影の正体は二人のトカゲ人間。レイザーはその二つの影の間に立っている。

窓から差し込む夕陽によって二人の顔はぼやけ、対称的な影が長く伸びていた。

「はい、砂漠王国にいようが太陽王国にいようが、生きるということに変わりはありません」

「そんなことはなかろう。やはり慣れないこともあるんじゃないか」優しく微笑む影に、レイザーは答えた。

「そうですね、あえて言うのであれば少しは……」

「ほう。どのように違うのかね?」

「環境はやはり、こちらの世界のほうが厳しいです」

「そうでしょう、私も聞いたことがあるわ。人類の王国は土地がとても豊かなんですって。いたるところに柔らかな緑の草原が広がっていて、川の水が滔々と流れているらしいの。本当に羨ましいわ」

もう一つの影が静かに言葉を継いだ。

「こちらと人間の王国が違うのはそういうところですよ」

あざける様にレイザーが呟いた。

「太陽王国の人間はいとも簡単に人を騙すことができるんです。裏表がない砂漠王国の人々と違って」

 「おやおや、騙すなんてそんな……」今度は二つの影がくすくす笑った。

 「そうか、しかし君の言うとおりかもしれないな。人を騙すっていうのは一つの能力だ。私たちが手を組むようになったのも、君にその能力があるからだ。この戦争はもう五年も続いている。私たちには新しい戦略が必要なんだよ」

「ご理解に感謝いたします」

「誤解しないでほしい、レイザー。私たちが君を訪ねたのは単なる思い付きなんかじゃない。何年も前から君の能力に注目していたんだよ。そして今、ようやく計画が動き出した。幸い、君はジュアン家にも情熱を持ってくれている。今こそ君と手を組むときだ、私はそう思っているんだよ」

無言のまま、静かに微笑むレイザー。

彼は主人のその言葉に必要以上に反応するのを避けた。彼が何か言えば、二人からさらに疑われることを知っていたから。
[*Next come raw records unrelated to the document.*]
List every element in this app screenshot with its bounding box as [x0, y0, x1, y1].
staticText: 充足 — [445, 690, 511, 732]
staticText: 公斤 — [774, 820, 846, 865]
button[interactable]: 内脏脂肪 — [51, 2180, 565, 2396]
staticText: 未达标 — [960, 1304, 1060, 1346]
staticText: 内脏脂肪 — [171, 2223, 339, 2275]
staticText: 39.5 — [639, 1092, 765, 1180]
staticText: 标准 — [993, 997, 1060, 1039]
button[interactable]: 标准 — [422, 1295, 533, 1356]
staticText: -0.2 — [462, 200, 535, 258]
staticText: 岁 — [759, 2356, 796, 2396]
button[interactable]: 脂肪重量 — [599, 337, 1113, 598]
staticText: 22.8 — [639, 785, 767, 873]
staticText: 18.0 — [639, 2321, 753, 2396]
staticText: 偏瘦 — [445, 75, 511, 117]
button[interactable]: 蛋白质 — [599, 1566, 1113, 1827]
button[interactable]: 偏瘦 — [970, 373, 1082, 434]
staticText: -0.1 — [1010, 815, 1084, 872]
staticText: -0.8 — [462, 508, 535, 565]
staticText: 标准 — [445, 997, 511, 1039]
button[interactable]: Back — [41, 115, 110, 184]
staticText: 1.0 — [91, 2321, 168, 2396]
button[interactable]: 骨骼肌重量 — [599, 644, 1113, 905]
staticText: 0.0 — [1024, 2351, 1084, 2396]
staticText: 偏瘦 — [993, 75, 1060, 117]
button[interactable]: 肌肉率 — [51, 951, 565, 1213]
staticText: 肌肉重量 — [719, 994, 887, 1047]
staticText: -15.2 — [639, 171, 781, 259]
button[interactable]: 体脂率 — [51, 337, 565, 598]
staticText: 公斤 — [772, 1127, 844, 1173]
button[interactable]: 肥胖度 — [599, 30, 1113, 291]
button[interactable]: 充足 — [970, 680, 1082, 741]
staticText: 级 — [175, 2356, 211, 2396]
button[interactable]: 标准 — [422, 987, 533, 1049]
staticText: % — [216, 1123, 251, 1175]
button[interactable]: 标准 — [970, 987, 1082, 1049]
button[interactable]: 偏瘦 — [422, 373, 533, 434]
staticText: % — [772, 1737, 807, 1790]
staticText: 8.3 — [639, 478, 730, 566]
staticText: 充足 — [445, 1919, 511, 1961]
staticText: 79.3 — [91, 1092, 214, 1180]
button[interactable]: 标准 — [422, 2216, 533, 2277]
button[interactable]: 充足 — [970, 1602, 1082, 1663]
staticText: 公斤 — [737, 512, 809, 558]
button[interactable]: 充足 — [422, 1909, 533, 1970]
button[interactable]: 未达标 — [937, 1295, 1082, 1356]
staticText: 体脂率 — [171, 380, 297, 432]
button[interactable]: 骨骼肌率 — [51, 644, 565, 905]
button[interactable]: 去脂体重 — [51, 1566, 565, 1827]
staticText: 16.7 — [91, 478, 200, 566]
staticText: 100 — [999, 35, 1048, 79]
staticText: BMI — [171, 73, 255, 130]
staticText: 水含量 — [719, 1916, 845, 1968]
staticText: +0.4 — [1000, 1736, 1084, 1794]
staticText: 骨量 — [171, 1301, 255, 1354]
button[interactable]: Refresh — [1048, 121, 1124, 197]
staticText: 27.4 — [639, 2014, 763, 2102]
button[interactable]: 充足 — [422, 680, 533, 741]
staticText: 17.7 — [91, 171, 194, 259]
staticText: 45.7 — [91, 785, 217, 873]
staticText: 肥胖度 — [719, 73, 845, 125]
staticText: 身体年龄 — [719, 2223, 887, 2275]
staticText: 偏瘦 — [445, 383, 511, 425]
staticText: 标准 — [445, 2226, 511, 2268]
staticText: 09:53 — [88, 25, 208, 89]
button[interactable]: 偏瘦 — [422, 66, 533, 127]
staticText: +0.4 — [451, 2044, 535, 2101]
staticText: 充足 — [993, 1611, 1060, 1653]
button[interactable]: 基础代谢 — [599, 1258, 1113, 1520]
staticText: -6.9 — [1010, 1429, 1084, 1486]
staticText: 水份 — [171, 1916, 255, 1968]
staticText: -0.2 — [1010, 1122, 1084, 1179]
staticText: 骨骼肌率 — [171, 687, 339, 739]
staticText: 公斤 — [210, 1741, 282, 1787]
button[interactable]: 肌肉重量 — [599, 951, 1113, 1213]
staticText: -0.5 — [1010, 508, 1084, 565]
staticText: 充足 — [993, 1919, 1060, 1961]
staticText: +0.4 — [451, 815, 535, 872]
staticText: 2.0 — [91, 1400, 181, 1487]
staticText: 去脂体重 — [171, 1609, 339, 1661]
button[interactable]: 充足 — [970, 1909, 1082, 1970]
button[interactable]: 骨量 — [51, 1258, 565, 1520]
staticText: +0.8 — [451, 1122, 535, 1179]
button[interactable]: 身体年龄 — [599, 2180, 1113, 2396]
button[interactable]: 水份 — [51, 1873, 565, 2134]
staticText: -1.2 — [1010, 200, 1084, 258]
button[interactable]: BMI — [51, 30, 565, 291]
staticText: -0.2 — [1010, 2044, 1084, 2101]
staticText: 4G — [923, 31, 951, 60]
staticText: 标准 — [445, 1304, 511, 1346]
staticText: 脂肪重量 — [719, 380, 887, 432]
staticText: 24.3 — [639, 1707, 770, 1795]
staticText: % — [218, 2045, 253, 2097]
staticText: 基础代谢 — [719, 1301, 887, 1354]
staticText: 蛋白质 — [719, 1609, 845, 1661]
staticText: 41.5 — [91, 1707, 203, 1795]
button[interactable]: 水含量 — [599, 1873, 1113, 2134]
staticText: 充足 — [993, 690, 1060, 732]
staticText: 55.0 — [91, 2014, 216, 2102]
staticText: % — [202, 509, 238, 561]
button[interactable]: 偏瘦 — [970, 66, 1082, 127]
人類の脱走兵として自らトカゲ人間の軍隊に入り、人類の兵士を殺害し、さらに国王を刺殺することで地位を得る——そんなカメレオンのような変節漢など誰が信じられようか。いつかまた心変わりしてこの一族に危害を加えるのではと疑われても仕方のないことだろう。

このことはジュアン夫妻だって自分を家に招く際に少なからず考えただろう。そしてジュアン家にやって来て半年余り経つ今も、二人はそう考えているのではないだろうか。

「どんな理由にしろ、これが私たちの未来にとって良い方に働いてくれるといいんだが」黒い影が再び口を開いた。

レイザーは二人に向かって深く頭を下げ、敬意を込めて言った。

 「私レイザーはあなた方に誓います。お二人はすでに私が必要とする以上のものを与えてくださいました。地位にしても、信頼にしても。私はこの命を懸けてこの職責を全ういたします」

自らのこの謙虚な態度には二人も満足なはずだ、とレイザーは確信していた。事実、それ以上の言葉は発しないものの彼らは首を縦に振っている。

人を欺くとはこういう事なのだ。嘘の中に一片の真実を混ぜる。これは人を説得しようとするとき、誠心誠意思いを伝えるより効果的である場合さえある。

彼は命を懸けて任務を全うする覚悟でいる。ただ、それは彼が任されている様々な「職責」の中のどの任務かによる。